Search code examples
assemblyfloating-pointnasmmultiplicationdenormal-numbers

denormalize the product of 2 floating point numbers or not


I'm trying to multiply 2 floating point numbers without using the floating point instructions. Everything was going well until I came across denormalized numbers. How do I know whether I should normalize or denormalize the product? This uncertainty makes rounding the product hard. My intuition tells me that the product should be denormalized if both factors are denormalized numbers.


Solution

  • Subnormal numbers are very close to zero. For a subnormal x, x^2 has about half the unbiased exponent, and that's way too small for even a subnormal to represent. (Even if x was the largest subnormal, i.e. nextafter(FLT_MIN, -INF). Things are similar for any two subnormal numbers.

    The product of two subnormal numbers always fully underflows to + or -0.0.

    The result of any operation should always be normalized if possible. The only time it's not possible is when the exponent would be too small, then you have subnormal (aka denormal) numbers give you gradual underflow by leaving leading bits of the mantissa as zero, for the minimum exponent value. https://en.wikipedia.org/wiki/Single-precision_floating-point_format explains subnormal numbers in general pretty well.

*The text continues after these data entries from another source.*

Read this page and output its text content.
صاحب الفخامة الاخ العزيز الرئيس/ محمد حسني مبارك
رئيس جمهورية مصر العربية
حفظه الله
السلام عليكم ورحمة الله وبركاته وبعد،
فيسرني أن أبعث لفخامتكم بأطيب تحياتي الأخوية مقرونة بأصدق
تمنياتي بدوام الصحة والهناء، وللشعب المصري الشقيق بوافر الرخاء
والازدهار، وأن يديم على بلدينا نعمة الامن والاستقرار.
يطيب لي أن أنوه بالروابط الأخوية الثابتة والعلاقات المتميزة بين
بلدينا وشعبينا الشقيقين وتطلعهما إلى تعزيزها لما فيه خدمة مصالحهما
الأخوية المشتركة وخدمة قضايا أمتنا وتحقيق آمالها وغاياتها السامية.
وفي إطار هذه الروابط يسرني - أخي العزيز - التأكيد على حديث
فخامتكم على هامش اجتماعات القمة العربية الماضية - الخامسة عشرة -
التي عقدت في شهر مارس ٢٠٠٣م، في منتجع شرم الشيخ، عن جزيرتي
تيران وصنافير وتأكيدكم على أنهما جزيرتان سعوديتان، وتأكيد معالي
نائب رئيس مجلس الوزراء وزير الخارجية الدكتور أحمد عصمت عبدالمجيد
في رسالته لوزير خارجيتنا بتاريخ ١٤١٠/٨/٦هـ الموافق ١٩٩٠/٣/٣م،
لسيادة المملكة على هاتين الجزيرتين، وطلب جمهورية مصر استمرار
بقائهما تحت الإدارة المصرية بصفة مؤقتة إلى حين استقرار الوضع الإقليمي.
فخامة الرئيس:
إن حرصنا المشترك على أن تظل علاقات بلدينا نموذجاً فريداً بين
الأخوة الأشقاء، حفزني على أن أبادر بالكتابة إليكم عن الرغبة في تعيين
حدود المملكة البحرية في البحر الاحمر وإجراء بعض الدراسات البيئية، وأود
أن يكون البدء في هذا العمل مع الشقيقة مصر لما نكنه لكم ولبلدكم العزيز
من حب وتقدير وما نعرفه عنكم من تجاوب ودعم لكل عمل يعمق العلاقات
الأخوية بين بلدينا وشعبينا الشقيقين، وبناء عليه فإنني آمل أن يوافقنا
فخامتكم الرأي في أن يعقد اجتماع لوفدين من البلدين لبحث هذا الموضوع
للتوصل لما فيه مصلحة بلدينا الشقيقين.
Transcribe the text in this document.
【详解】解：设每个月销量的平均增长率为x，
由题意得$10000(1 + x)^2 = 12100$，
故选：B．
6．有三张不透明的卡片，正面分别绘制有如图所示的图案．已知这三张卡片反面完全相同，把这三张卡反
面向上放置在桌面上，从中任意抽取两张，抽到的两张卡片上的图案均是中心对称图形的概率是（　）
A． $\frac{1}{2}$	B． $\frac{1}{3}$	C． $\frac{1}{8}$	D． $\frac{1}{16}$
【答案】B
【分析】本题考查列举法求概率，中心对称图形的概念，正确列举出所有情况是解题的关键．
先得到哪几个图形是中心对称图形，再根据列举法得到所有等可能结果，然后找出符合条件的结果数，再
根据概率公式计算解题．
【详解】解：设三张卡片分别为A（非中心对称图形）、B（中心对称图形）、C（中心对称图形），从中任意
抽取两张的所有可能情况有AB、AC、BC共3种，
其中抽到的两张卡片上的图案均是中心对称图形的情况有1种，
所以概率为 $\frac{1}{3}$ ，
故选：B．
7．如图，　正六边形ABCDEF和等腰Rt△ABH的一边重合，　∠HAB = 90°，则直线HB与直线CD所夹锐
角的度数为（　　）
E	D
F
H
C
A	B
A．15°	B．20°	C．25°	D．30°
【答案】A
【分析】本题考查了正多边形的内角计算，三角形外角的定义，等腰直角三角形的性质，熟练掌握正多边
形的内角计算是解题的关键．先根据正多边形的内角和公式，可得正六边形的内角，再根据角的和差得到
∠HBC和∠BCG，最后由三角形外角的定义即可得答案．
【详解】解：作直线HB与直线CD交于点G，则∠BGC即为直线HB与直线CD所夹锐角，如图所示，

    This is a general rule for floating point, always: IEEE754 formats like binary32 and binary64 leave no choice in how to represent any given finite value. A non-zero exponent encoding implies a leading 1 in the mantissa, so you can't have a denormalized float or double except for subnormal. The x87 80-bit extended-precision format has all its mantissa bits stored explicitly, so it's possible to encode a number with a non-zero exponent but leading zeros in the mantissa. However, hardware may even consider that invalid, and you should definitely never do it because it means throwing away more mantissa bits than necessary (if this was a multiply).

    Addition or subtraction can also produce subnormal numbers, if the signs differ/match respectively. e.g. nextafter(FLT_MIN, +INFINITY) - FLT_MIN cancels all but the lowest mantissa bit (an example of "catastrophic cancellation"), leaving a number too small to be represented as a normalized float.